Close-up of Donald Trump speaking.Along with his prediction, Trump said Mamdani “has to come to Washington for money, a lot of money.” AFP via Getty Images

But the mayor privately weighed the backroom offers designed to have him resign as mayor and end his scandal-plagued term so his name could be removed from the ballot, sources have said.

He had been tentatively set to travel to Washington, DC, this week for a White House sit-down over the potential jobs, which included an ambassadorship to Saudi Arabia, and, reportedly, a post at the US Department of Housing and Urban Development.
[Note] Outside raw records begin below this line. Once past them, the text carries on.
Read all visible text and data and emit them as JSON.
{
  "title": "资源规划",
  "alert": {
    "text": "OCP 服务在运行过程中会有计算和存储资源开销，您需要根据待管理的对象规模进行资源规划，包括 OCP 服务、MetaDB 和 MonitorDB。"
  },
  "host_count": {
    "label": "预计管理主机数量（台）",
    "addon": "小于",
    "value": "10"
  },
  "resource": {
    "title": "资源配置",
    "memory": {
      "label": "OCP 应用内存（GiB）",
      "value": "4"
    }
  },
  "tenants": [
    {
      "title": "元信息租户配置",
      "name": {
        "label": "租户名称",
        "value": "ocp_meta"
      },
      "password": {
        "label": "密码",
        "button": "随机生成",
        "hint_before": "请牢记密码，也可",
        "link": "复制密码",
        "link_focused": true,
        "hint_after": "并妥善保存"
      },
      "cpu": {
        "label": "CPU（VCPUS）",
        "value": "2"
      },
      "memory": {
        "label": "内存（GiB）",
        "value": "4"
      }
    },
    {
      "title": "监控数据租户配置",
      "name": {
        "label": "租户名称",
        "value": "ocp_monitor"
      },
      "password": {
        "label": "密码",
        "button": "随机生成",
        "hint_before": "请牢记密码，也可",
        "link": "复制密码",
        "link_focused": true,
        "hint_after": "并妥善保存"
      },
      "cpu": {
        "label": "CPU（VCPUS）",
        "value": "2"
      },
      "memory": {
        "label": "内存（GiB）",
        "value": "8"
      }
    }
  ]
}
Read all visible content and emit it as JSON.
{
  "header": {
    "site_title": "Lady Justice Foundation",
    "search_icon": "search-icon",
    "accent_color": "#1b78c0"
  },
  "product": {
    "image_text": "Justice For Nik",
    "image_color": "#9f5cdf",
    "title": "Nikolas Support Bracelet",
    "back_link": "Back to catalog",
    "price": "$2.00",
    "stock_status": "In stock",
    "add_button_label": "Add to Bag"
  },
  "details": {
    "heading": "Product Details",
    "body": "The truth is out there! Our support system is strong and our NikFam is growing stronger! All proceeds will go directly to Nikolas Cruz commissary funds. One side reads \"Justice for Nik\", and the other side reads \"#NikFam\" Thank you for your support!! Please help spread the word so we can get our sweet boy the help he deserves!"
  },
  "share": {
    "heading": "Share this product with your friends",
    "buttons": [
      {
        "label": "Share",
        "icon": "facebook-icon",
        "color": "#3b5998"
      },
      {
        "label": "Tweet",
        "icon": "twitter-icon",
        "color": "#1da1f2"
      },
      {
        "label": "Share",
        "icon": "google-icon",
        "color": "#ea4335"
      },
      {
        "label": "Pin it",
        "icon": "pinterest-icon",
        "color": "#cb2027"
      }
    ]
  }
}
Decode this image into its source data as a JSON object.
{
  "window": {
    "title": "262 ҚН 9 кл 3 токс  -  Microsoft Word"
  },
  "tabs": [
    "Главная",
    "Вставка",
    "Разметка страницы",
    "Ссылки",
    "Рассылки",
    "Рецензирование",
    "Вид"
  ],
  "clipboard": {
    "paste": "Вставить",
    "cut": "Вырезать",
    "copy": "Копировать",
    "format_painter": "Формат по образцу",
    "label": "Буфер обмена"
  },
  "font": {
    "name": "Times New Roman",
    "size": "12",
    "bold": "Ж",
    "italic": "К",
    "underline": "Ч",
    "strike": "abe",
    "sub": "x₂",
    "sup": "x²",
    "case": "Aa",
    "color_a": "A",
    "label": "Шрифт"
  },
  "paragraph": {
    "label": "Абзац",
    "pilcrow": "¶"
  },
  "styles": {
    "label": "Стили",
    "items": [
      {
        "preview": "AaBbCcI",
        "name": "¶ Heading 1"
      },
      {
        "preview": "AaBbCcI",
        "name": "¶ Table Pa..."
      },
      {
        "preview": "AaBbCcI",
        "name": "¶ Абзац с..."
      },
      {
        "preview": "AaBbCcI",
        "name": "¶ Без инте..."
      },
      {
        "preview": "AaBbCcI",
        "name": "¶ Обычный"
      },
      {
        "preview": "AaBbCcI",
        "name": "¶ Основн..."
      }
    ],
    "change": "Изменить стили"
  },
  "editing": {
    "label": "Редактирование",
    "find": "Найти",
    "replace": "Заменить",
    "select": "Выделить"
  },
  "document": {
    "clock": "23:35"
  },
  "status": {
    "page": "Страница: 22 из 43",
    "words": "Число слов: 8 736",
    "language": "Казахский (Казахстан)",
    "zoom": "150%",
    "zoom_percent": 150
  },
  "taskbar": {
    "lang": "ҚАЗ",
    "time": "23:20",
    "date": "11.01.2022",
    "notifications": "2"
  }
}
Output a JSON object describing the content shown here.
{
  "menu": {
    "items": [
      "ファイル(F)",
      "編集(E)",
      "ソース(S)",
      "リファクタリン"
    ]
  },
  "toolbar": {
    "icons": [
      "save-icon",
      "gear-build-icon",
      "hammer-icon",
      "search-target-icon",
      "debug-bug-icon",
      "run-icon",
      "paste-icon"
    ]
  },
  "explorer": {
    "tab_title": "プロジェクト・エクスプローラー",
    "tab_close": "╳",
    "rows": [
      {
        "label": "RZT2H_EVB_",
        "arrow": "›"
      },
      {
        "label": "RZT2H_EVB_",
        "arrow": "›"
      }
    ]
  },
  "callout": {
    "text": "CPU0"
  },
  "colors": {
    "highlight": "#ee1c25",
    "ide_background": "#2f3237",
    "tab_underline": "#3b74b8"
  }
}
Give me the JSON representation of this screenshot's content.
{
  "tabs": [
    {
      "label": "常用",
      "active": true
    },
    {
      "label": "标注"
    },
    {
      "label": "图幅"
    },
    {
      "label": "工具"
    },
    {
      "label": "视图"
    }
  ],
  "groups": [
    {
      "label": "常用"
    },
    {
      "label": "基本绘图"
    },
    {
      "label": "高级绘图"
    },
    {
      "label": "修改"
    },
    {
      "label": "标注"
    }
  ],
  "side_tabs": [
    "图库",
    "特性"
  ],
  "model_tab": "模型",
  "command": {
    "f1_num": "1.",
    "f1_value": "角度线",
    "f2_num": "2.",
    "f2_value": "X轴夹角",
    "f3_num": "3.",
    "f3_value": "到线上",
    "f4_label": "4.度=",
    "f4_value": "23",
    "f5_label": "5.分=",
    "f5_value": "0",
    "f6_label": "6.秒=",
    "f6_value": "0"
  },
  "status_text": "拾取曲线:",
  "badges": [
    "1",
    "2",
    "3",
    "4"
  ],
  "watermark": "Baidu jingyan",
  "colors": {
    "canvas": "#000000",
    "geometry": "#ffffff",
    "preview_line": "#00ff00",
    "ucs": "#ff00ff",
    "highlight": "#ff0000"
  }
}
The meeting fizzled, as did a potential face-to-face with Trump when the president attended Thursday’s Yankees game in The Bronx on the 24th anniversary of the Sept. 11, 2001, terrorist attacks.

Adams did make it near Yankee Stadium, but only on Friday as he made a whirlwind campaign tour of the Bronx. 

By then, insiders said Adams’ prospects of a Trump administration job had largely fizzled and that the mayor was no longer actively considering such a landing spot.

Hizzoner oozed frustration Friday over how the highly public back-and-forth had affected his already floundering campaign’s chances.

“I think what I’m concerned about is the undermining of my campaign, all these rumors, all of these lies,” he told reporters during a stop on his campaign tour of the borough. 

“Folks had me going to Saudi Arabia, they had me going to HUD, they had me going to the Yankee game, they had me going to Washington on Monday,” he continued.

“My campaign has been undermined more than any candidate, probably in the history of this city, and that agenda is clear, but I have to keep forging ahead, moving forward… I’m in it to win it, but trust me, it has been a real challenge.”